Though initially a response to an engineering problem, Chihuly’s Towers has become one of his more beloved and recognisable series, central to exhibitions in historic cities, museums, and botanical gardens around the world. This particular installation—Electric Yellow and Deep Coral Tower—was previously sited at Gardens by the Bay in Singapore in 2021, and Chihuly at Biltmore in Asheville, North Carolina in 2018. It is now found in the Mulberry Square at Chelsea Barracks, standing tall amongst the greenery.  

Dale Chihuly

Aqua Blue and Amber Chandelier (2011)

A cascade of glass combining long, trailing tendrils and bulbous, marine globes in cheery shades of blue, gold, and citron, the Aqua Blue and Amber Chandelier is playful in both form and palette. This installation gains a fascinating tension from its lighter-than-air suspension and the way its shades of blue seem to diffuse into the sky behind it, while the reinforced “quad pod” on which it rests conveys an undeniable heaviness.

Like his Towers, Chihuly’s Chandeliers demonstrate his desire to explore colour on a grand scale. Over the years, he has explored both multicoloured compositions and variations on a single colour. Unlike traditional chandeliers, they reflect and transmit light, instead of emitting it. Located at the Whistler Square water feature, the Aqua Blue and Amber Chandelier has previously been sited at Desert Botanical Garden in Phoenix, Arizona in 2021 and the Dallas Arboretum and Botanical Garden in 2012.

Dale Chihuly

Amethyst Reeds (2024)

Chihuly’s Reeds made their debut during the groundbreaking 1995–96 Chihuly Over Venice project. Reminiscent of the Icicle forms common in his Chandeliers and Towers, Reeds become the most extreme expression of this elongated form, at up to three metres tall each.

Because the long, upright, tubular forms contrast with organic, irregular shapes found in nature, Chihuly frequently uses them in conservatory or botanical garden exhibitions, emphasizing contrasts and creating complex compositions. Outside of garden exhibitions, he often presents Reeds atop logs of raw wood to incorporate an element of contrast between the tall, sleek stalks of glass and the rough grain of wood. While Reeds compositions are typically a single colour, here we see a unique monochrome colourway that pairs deep hues of violet with vivid magentas. Visitors entering Chelsea Barracks from Chelsea Bridge Road entrance will be welcomed by this piece within the water feature of Mulberry Square.

Dale Chihuly

Mulberry Square Fiori (2024)

The name of Chihuly’s Mille Fiori compositions is scarcely an exaggeration. Italian for thousand flowers, these arrangements of glass in every conceivable shape become lush gardens of what, for all their vibrancy, may as well be living forms. 

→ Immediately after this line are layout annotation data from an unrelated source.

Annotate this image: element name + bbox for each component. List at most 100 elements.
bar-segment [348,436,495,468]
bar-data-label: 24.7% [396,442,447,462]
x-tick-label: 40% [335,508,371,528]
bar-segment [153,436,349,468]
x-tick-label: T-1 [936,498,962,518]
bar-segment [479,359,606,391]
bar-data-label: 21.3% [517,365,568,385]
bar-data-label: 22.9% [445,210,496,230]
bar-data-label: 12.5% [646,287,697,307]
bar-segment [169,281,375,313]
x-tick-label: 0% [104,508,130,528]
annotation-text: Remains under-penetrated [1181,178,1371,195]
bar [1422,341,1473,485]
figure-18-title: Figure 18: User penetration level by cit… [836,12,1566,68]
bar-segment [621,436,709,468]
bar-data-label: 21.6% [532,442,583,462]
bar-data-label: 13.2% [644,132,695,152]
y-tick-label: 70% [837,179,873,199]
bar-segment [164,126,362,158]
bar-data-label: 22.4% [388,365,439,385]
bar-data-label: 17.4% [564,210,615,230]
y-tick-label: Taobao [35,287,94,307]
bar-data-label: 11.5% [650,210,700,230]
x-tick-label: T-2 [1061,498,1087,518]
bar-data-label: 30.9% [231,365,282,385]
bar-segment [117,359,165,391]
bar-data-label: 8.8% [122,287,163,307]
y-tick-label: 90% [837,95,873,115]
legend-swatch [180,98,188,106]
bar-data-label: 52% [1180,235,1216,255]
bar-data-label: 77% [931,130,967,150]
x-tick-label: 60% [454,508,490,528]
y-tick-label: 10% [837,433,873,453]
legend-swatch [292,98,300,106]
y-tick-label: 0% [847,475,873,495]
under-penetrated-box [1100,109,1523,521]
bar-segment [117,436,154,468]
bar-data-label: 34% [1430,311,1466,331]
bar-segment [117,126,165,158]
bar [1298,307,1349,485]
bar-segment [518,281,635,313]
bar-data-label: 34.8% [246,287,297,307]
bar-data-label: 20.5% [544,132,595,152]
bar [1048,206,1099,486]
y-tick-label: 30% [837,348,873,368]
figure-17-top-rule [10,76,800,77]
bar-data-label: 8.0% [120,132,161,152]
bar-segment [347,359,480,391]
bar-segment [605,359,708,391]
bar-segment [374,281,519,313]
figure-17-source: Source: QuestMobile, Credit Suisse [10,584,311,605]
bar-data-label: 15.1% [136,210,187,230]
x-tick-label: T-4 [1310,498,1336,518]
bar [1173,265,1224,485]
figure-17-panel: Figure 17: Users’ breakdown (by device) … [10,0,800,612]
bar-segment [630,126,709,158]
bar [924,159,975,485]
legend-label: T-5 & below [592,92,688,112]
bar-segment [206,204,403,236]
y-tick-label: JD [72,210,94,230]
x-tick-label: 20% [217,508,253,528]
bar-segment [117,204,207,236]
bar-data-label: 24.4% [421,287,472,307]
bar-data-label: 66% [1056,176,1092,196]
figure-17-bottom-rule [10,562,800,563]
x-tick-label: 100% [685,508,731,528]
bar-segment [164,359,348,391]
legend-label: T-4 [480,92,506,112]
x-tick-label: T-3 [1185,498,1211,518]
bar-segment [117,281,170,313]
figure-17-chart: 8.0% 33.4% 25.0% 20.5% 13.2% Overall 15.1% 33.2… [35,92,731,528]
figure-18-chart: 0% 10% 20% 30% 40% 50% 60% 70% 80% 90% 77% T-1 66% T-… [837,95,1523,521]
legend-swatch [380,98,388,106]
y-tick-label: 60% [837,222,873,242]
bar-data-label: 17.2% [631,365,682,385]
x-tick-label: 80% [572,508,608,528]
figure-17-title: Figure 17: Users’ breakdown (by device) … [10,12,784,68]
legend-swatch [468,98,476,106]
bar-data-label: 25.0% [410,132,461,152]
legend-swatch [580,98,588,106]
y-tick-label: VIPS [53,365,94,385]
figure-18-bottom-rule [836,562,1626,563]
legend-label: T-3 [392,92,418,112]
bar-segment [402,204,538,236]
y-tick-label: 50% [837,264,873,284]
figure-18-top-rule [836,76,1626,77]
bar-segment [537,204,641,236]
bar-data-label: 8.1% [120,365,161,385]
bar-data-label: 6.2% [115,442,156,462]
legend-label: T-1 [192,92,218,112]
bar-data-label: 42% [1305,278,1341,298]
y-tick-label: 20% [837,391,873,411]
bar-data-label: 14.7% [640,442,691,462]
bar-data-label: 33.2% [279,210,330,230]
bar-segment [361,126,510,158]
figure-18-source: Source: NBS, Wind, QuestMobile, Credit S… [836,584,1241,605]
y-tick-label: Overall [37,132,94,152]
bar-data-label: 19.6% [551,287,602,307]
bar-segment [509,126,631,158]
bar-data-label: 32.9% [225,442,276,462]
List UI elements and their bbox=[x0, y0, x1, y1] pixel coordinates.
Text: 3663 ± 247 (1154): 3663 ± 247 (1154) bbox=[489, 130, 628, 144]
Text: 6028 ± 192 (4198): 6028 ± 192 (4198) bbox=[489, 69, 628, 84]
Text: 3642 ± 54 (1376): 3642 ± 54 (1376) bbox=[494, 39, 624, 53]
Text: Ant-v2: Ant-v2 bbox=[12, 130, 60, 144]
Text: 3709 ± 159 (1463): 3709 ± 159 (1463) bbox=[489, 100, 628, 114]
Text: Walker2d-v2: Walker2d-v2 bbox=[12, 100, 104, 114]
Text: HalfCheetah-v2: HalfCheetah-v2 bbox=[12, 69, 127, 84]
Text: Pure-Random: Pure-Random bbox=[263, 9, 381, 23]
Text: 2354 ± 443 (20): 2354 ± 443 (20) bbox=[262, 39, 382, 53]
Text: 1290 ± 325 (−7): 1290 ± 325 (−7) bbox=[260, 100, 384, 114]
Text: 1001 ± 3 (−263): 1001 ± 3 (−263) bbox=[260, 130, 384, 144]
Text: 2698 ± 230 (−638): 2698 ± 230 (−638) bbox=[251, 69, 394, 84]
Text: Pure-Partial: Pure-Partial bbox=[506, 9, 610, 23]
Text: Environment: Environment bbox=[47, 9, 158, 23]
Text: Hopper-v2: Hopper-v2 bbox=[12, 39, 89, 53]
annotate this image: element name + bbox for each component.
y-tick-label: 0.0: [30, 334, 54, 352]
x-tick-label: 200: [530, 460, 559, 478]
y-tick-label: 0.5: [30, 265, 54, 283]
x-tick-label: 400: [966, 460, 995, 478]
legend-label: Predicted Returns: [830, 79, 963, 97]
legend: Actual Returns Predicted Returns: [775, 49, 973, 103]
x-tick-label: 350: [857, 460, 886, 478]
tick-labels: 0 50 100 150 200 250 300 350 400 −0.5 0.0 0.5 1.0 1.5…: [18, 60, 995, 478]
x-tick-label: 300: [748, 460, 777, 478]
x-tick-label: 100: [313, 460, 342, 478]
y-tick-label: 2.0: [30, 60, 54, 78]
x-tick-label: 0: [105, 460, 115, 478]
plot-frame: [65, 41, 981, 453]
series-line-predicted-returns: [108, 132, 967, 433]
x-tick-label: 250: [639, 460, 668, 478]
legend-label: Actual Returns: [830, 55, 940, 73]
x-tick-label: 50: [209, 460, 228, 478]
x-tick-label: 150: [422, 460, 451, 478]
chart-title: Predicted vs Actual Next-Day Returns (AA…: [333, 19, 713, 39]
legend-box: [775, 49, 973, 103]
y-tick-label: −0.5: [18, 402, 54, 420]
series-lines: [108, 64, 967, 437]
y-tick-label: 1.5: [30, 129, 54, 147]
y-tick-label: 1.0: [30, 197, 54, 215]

Encompassing tall Reeds, sinuous Marlins, dappled and candy-bright Floats, and a cluster of cobalt tendrils emerging from the ground, Mulberry Square Fiori is not representational—that is, it does not mimic the appearance of the thousand flowers it is named for. Rather, it captures the unrestrained vitality of a July garden in a tribute to Chihuly’s beloved late mother, Viola, a master gardener and colour fanatic.